“What’s wrong?” my husband asked. “Nothing,” I said flatly. “No really, what’s wrong? I know something is bothering you,” he said patiently but knowingly. “I’m fine,” I answered. We both knew I was not fine, but this was the charade we went through every time I was upset about something.
For the first decade of our marriage this is exactly how I handled conflict with my husband, Adam.
I avoided it at all costs. Adam on the other hand enjoys leaning into confrontations. He would much rather deal with an issue head-on than let it go unaddressed. These two approaches to conflict led to an unhealthy cycle—I denied anything was bothering me until he pushed me hard enough then I would explode in frustration, spewing out all I had been holding back. While Adam didn’t mind pushing me to the point of spilling my guts, he often felt frustrated that he had to do so.
The truth is I didn’t know how to handle conflict.
This was not something that my family modeled well as I grew up. We had a tendency to shut down, and/or resort to passive aggressive behavior rather than work through frustrations or hurt feelings. One adult figure in my youth consistently confronted me directly and often did so in error and was not willing to consider any other view point. This left me with a strong set of skills in conflict avoidance, often at my own expense.
What I didn’t understand for a long time was that conflict as a result of confrontation in the context of a personal relationship can be healthy and life- giving.
I had to learn that confrontation didn’t have to be explosive, full of anger, frustration, and accusation. It could be gentle, compassionate, and loving. These were definitely not revelations I came to on my own. God had to do a work in my heart to overcome my propensity for defensiveness and putting up protective walls. I also had to learn to trust in the unconditional love of my husband.
These new understandings have transformed my marriage and the way we communicate.
However, these changes did not take hold overnight. It was more like dipping my toe in the waters of confrontation and realizing that I didn’t drown. The next time I could be a little bolder, a little more forward. It took time to slow down, discover what I was feeling, and why I was feeling it. The process of learning to communicate those feelings without attacking Adam took even more time.
I am incredibly thankful for this change in our marriage.
I never would have imagined it, but the better we get with confrontations the stronger our relationship becomes. Fewer thoughts and feelings get left unsaid and we work through hurts or disagreements more quickly.
I still have a long way to go in transferring these skills to relationships outside of my marriage.
I find it difficult to trust the depth of my connections with others enough to overcome the possible strain that can come from confrontation. I also struggle with the confidence that others will be open to what I have to say and not just shut me down. Healthy confrontation requires both parties to be willing to be wrong. That means I have to have the courage to confront someone with humility and accept that my perspective was the one in error, or the courage to stand my ground when my point of view is not well received.
This can be true in our relationship with God as well.
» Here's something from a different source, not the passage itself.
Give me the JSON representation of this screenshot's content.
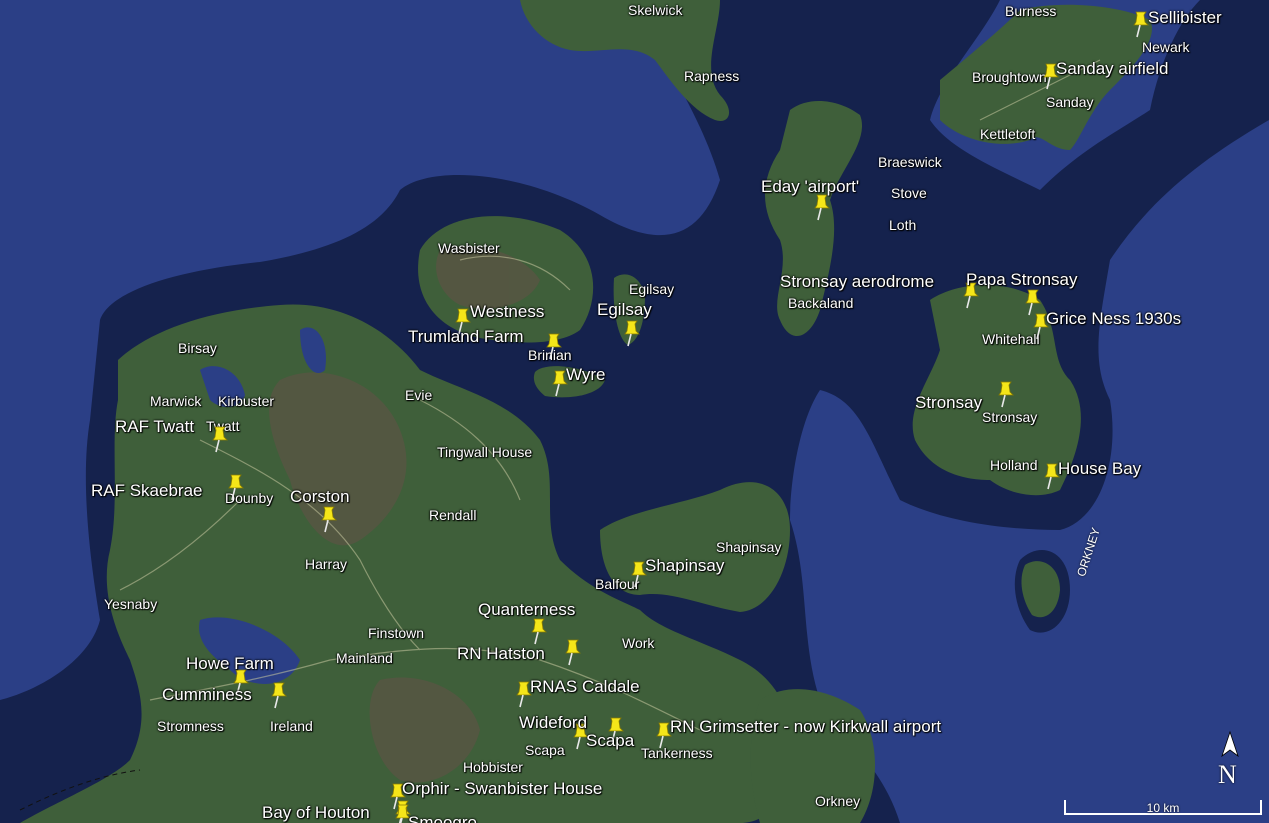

He is never afraid to confront us (Job 40, Jonah 4, Matthew 23), but He does allow us to question Him as well (Psalm 43, 74, Habakkuk1). Confronting God with a heart of humility, a desire to understand, and with trust in His sovereignty can lead to a greater depth of relationship with Him.
What are your thoughts about confrontation/conflict? Do you shy away from it like me? Or do you jump at the chance to challenge erroneous thoughts or behaviors? Do you handle conflict in a healthy manner, or do you become defensive or argumentative?
Kristin Robinson says
I feel like we are in a time when some would want us to believe that as a society we are in great conflict with one another. But it is not a constructive conflict. Rather, the confrontation we see on the larger scale is about one group trying to dominate the other. This seems to only increase the divide between the two groups. While it isn’t accomplishing anything for our society, I feel like this is a great visual of what not to do. By taking a step back and looking at this poor example of confrontation it motivates me to try and do something different. To be slow to speak and quick to listen, and try to approach everyone with love and humility.
Anonymous says
It’s so important to any relationship to have open communication. This post is applicable to every area of our lives. Thanks for sharing!